С этим вопросом я и так уже возился у себя в голове. Неземной голос очень быстро проревел что-то из трех-четырех слов, спрессованных в один ободранный крик. У меня не было уверенности, что там было, но в голову вскочило сразу несколько фраз, и каждая из них могла быть содержанием крика. Они обладали жутким сходством с заурядными, часто мною слышанными криками вроде «Пересадка на Тинагели и Шиллелаг!», «Счет два-один!», «Осторожно, ступенька!», «Кончай его!». Я знал, однако, что крик таким дурацким и тривиальным быть не мог, потому что он растревожил меня так, как может только нечто важное и дьявольское.
В глазах глядящего на меня Мак-Кружкина стоял вопрос.
— Я не разобрал, — сказал я уклончиво и хило, — но мне думается, это был вокзальный разговор.
— Я слушаю крики и вопли годами, — сказал он, — но мне никогда не удается с уверенностью уловить слова. Как вам кажется, мог он сказать: «Не нажимайте так сильно»?
— Нет.
— «Вторые фавориты всегда выигрывают»?
— Не то.
— Это трудный блин, — сказал Мак-Кружкин, — очень сложное затруднение. Попробуем еще разик.
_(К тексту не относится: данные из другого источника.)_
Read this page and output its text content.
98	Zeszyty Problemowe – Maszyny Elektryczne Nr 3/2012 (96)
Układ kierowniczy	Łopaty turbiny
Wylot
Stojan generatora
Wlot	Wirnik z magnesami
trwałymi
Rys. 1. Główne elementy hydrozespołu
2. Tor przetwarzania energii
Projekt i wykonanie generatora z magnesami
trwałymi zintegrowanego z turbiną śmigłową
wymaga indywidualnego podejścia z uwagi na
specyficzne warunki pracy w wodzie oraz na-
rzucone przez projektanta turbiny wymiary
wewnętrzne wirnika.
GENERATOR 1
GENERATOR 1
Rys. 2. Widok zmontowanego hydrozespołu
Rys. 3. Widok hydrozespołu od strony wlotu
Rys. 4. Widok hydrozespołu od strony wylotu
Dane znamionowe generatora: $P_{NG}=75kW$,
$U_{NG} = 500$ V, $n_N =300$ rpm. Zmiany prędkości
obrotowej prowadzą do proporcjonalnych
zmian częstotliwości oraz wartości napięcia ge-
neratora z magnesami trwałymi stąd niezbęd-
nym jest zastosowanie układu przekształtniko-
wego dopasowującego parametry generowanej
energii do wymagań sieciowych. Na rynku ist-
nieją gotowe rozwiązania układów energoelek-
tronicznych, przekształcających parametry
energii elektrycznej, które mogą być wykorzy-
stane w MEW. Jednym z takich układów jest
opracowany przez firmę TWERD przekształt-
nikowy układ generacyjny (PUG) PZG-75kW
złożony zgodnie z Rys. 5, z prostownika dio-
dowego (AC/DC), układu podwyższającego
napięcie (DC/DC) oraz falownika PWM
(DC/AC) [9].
На сей раз он так закрутил ролики катка, что они ныли и поворот колеса был почти исключен. Появившийся свет был самым тонким и острым светом, какой я себе когда-либо представлял, вроде внутренности лезвия острой бритвы, и снизошедшая на него с поворотом колеса интенсификация была процессом слишком утонченным, чтобы на нее можно было смотреть даже искоса
Наконец произошел не крик, а пронзительный вопль, звук, не слишком отличный от крысиного зова, однако куда писклявее любого звука, могущего быть изданным человеком или животным. Мне снова показалось, что были употреблены слова, но их точный смысл и к какому языку они принадлежат — было совершенно не ясно.
— Два банана за пенни?
— Не банана, — сказал я. Мак-Кружкин отсутствующе нахмурился.
— Тут один из самых сжатых и изощренных блинов, какие я когда-либо знал, — сказал он.